呟き日記 vol.34 振り返ればいつだってここにいるよ

世(夜)が明けていく空のグラデーションを眺めてる。
冬はじんわりと陽が溢れてくるけど夏は勢いよく日が差し込んでくる感じがする。
冬の夜明けの方が好きかな。何事も"突然"という現象に順応できない。
どちらにせよ、もう夜が明ける。朝がくる。

愛について考えてた。
本読みや音楽を日常的にこなしていくとふと、今までまったく気づけなかったことに眼を見張ることがある。
千早さんのエッセイ。
解説までじっくり味わって、コロナ禍の世の中の一変とか、それに伴う食生活の多様性とか、そんなことが千早さんの視点からそれはそれはもう忘れかけてた(馴染んでしまったともいうかもしれない)当時の記憶を、ひとつずつじぶんの中のページを遡って思い出さずにはいられないほど、鮮明に記録されてた。
『パフェはまだ手土産(テイクアウト)としての普遍性を獲得してはいない。私にとってパフェとは純度の高いエンターテインメントなのだと改めて実感した。』とか『日差しの強さは肌や目で感じる以外にも、アスファルトの灼ける臭いや地面の水分が蒸発する匂いで気づく。こうして、鼻で世界を食べて、季節の移り変わりを知る。

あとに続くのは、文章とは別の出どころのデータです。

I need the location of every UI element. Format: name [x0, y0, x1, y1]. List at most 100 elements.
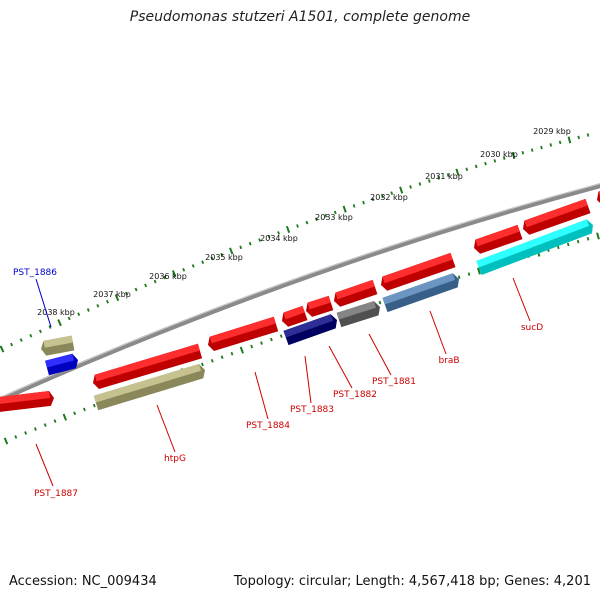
minor-tick — [566, 242, 570, 247]
minor-tick — [521, 150, 525, 155]
gene-pst-1882-a-highlight — [307, 295, 331, 310]
gene-label[interactable]: PST_1881 — [372, 377, 416, 387]
major-tick — [567, 136, 572, 144]
minor-tick — [409, 185, 412, 189]
gene-label[interactable]: PST_1887 — [34, 489, 78, 499]
gene-sucD[interactable] — [476, 219, 593, 275]
minor-tick — [220, 252, 224, 257]
connector-line — [304, 355, 312, 404]
kbp-label: 2036 kbp — [149, 272, 187, 281]
major-tick — [114, 294, 120, 302]
genome-backbone — [0, 183, 600, 403]
connector-line — [368, 333, 392, 376]
gene-htpG[interactable] — [93, 364, 205, 411]
minor-tick — [67, 316, 71, 321]
connector-line — [156, 404, 176, 453]
gene-pst-1884[interactable] — [208, 316, 279, 351]
minor-tick — [230, 351, 234, 356]
gene-label[interactable]: PST_1882 — [333, 390, 377, 400]
major-tick — [57, 319, 62, 327]
gene-sucD-red-2[interactable] — [523, 198, 591, 235]
minor-tick — [220, 355, 224, 360]
gene-pst-1886[interactable] — [41, 335, 75, 356]
minor-tick — [418, 182, 422, 186]
gene-pst-1882-b-highlight — [336, 301, 376, 320]
major-tick — [62, 413, 68, 421]
map-title: Pseudomonas stutzeri A1501, complete gen… — [129, 9, 471, 25]
minor-tick — [38, 329, 42, 334]
connector-line — [328, 345, 353, 389]
gene-pst-1882-b[interactable] — [336, 301, 380, 328]
major-tick — [239, 346, 244, 354]
gene-pst-1883-b[interactable] — [283, 314, 338, 346]
minor-tick — [201, 260, 205, 265]
minor-tick — [86, 308, 90, 312]
gene-braB-highlight — [382, 273, 456, 305]
minor-tick — [210, 359, 214, 363]
minor-tick — [19, 338, 23, 342]
gene-pst-1883-a[interactable] — [282, 305, 308, 327]
minor-tick — [279, 334, 283, 338]
minor-tick — [163, 275, 167, 280]
minor-tick — [83, 407, 86, 412]
gene-braB[interactable] — [382, 273, 460, 313]
gene-pst-1881[interactable] — [334, 279, 378, 307]
gene-braB-red[interactable] — [381, 252, 456, 291]
minor-tick — [77, 312, 81, 317]
minor-tick — [586, 133, 590, 137]
major-tick — [171, 270, 177, 278]
gene-label[interactable]: PST_1884 — [246, 421, 290, 431]
minor-tick — [239, 245, 243, 250]
major-tick — [0, 345, 5, 353]
gene-pst-1882-a[interactable] — [306, 295, 334, 317]
major-tick — [455, 168, 460, 176]
minor-tick — [277, 231, 280, 235]
minor-tick — [24, 431, 28, 435]
connector-line — [429, 310, 447, 355]
gene-pst-1887-partial[interactable] — [0, 391, 54, 412]
minor-tick — [457, 275, 461, 280]
connector-line — [512, 277, 531, 322]
minor-tick — [250, 344, 254, 349]
label-connectors — [35, 277, 531, 487]
minor-tick — [29, 333, 33, 338]
gene-htpG-red[interactable] — [93, 343, 203, 389]
major-tick — [3, 437, 9, 445]
gene-label[interactable]: PST_1883 — [290, 405, 334, 415]
gene-label[interactable]: htpG — [164, 454, 186, 464]
gene-label[interactable]: PST_1886 — [13, 268, 57, 278]
minor-tick — [549, 143, 553, 147]
minor-tick — [258, 238, 262, 242]
gene-sucD-red-highlight — [475, 224, 520, 247]
gene-label[interactable]: braB — [438, 356, 459, 366]
gene-pst-1886-blue[interactable] — [45, 353, 78, 376]
minor-tick — [530, 148, 534, 152]
kbp-label: 2038 kbp — [37, 308, 75, 317]
minor-tick — [467, 272, 471, 276]
major-tick — [399, 186, 404, 194]
connector-line — [35, 443, 54, 487]
gene-pst-1881-highlight — [335, 279, 375, 300]
gene-label[interactable]: sucD — [521, 323, 543, 333]
minor-tick — [586, 237, 590, 241]
gene-features — [0, 191, 600, 412]
minor-tick — [267, 234, 271, 239]
minor-tick — [371, 197, 375, 202]
minor-tick — [576, 239, 580, 244]
gene-sucD-red[interactable] — [474, 224, 523, 254]
minor-tick — [315, 217, 318, 221]
minor-tick — [362, 200, 365, 205]
major-tick — [229, 247, 234, 255]
minor-tick — [474, 164, 478, 169]
minor-tick — [465, 167, 469, 172]
minor-tick — [144, 283, 148, 288]
minor-tick — [493, 159, 497, 163]
minor-tick — [540, 145, 543, 150]
minor-tick — [92, 403, 96, 408]
outer-tick-track — [0, 133, 590, 353]
connector-line — [254, 371, 269, 420]
minor-tick — [125, 291, 128, 296]
kbp-label: 2037 kbp — [93, 290, 131, 299]
genome-summary-text: Topology: circular; Length: 4,567,418 bp… — [233, 574, 591, 589]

』だとか、まさにザ・コロナ禍でしか浮かび上がってこない心の声。
2020年は本当に世界がまるで違ってみえた。
人と人のつながりや関係性や境界線が、よりはっきりみえた(気づけた)気がする。
終わりのみえない日々に馴染める日なんてこないんじゃないかと思ってたのに、いつの間にかすっかり日常にすり替わってた。
大切な人のちいさな変化にも敏感で在りたい。その人をちゃんとみること。感情を言葉や表情に出さない人の微妙な変化だって取り溢したくない。言葉にして伝えるだけが伝えるじゃないし伝わるでもない。だから、ちゃんとみる。

わたしが大切にしていたいのは、出際にしようと思ってたゴミ捨てが気づいた時にはもう済んでるような、選んだケーキを崩さないように大事に抱えて帰るような、そんなささやかな愛だ。ささやかだけど、ものすごく愛。